Nina Mann

« Chaque table est une nouvelle histoire, mon travail consiste à injecter de la joie dans cette histoire. »

Nina Mann avait seize ans lorsqu’elle a poussé les portes de l’hôtel Meerfräulein pour commencer son apprentissage en gestion hôtelière, mais ce n’est que quelques années plus tard que sa véritable passion s’est révélée, la conduisant à devenir l’une des figures de proue de la sommellerie européenne, à seulement 32 ans.

Au cours des quatre dernières années, elle s’est forgée une place très convoitée en tant que sommelière dans l’un des plus prestigieux restaurants trois étoiles d’Allemagne : le Victor’s Fine Dining by Christian Bau. Elle a, en outre, décroché deux illustres récompenses : élue sommelier de l’année 2016 par le Schlemmer Atlas, et sommelier de l’année 2020 par le Gault & Millau.

Une ascension aussi fulgurante a de quoi faire tourner la tête, mais Nina a su rester fidèle à son objectif : veiller à la satisfaction de tous et, surtout, se concentrer sur le vin, et non sur elle-même. Voici pourquoi.


Son intérêt pour le vin ne découle pas du traditionnel coup de foudre à la première gorgée, mais de la prise de conscience, pendant sa formation, que c’est cette spécialité qui la stimulait le plus :

« J’interagissais avec les clients et je m’en voulais de ne pas pouvoir répondre à leurs questions, alors j’ai décidé d’étudier dans ce domaine. »

Elle a consacré les années suivantes à sa formation : à l’école, dans les vignobles et, bien sûr, dans les restaurants. « L’hôtel Bayern / Das Tegernsee était l’endroit idéal pour apprendre à élaborer une bonne carte des vins, mais mon expérience en tant que commise sommelière au Kronenschlösschen, après mon apprentissage, a été l’une des périodes les plus instructives de ma vie, notamment en raison de sa cave à vins légendaire. Ensuite, mon poste de chef sommelière au Die Zirbelstube a été décisif car j’ai beaucoup apprécié le professionnalisme de l’établissement. »

Parcours de Nina Mann

  • 2004-2007 : Apprentie gérante à l’hôtel Meerfräulein, à Wemding.

  • 2007-2008 : Commise de rang à l’hôtel Bayern, à Tegernsee.

  • 2011-2012 : Commise sommelière à l’hôtel et restaurant Kronenschlösschen, à Hattenheim.

  • 2013-2014 : Sommelière au restaurant Nagaya, à Düsseldorf.

  • 2014-2016 : Sommelière au restaurant Zirbelstube de l’Althoff Hotel, à Stuttgart.

  • De 2016 à aujourd’hui : Sommelière au restaurant Victor’s Fine Dining by Christian Bau, à Nennig.

  • 2016 : Élue sommelier de l’année par le Schlemmer Atlas.

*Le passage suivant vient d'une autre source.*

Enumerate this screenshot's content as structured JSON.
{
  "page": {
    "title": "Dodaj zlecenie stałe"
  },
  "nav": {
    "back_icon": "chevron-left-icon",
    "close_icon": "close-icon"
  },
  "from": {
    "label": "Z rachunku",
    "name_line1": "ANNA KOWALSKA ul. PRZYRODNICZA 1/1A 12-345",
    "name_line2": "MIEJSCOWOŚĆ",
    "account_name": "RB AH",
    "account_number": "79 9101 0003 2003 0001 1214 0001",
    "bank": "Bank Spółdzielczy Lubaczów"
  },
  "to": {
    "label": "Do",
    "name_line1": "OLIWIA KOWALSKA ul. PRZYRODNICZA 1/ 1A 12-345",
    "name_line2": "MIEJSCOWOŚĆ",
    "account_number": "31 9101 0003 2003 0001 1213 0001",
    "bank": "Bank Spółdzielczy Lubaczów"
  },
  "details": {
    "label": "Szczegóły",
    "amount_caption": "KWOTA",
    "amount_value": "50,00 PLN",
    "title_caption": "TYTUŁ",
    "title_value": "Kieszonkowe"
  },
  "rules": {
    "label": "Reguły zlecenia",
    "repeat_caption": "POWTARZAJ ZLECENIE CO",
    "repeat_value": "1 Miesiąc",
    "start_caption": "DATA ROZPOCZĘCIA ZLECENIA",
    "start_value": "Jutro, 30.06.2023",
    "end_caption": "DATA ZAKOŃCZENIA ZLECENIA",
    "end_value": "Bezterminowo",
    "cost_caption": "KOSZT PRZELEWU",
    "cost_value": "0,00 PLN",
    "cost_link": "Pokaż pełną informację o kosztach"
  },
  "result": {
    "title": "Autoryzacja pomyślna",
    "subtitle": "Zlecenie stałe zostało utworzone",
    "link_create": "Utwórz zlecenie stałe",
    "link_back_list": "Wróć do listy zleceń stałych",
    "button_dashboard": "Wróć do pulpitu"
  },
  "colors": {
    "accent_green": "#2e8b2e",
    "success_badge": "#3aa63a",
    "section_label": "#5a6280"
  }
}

  • 2019 : Élue sommelier de l’année 2020 par le Gault & Millau.

Deux ans plus tard, elle a reçu un appel de son chef actuel, qui l’invitait à rejoindre l’équipe du restaurant Victor’s Fine Dining. Cette adresse s’est avérée l’endroit idéal pour perfectionner ses compétences et sa philosophie, en accord avec les merveilleuses créations culinaires de Christian Bau.

Si Nina concède qu’elle apprécie les vins naturels tels que le très en vogue vin orange, elle rappelle que dans la cave à Nennig, on ne se jette pas nécessairement sur les dernières tendances. La carte des vins doit servir un unique but : se marier à la perfection avec les plats du chef.

« Ses plats sont complexes et élégants, il faut donc proposer des vins qui leur fassent écho, des vins produits depuis des générations par des viticulteurs en qui nous avons une totale confiance. »

C’est l’un des éléments qui la fascinent le plus : « Ce que j’aime particulièrement, c’est qu’on voit terroir, on goûte le terroir, chaque bouteille contient des bribes d’une même histoire, on peut presque goûter les gens qui ont produit ce vin. »

Cela lui permet également d’engager des conversations avec les clients : « Les clients adorent notre carte des vins, ils s’attendent à y trouver de grands Bordeaux et Riesling par exemple, mais ils aiment aussi découvrir de nouvelles chose  ! »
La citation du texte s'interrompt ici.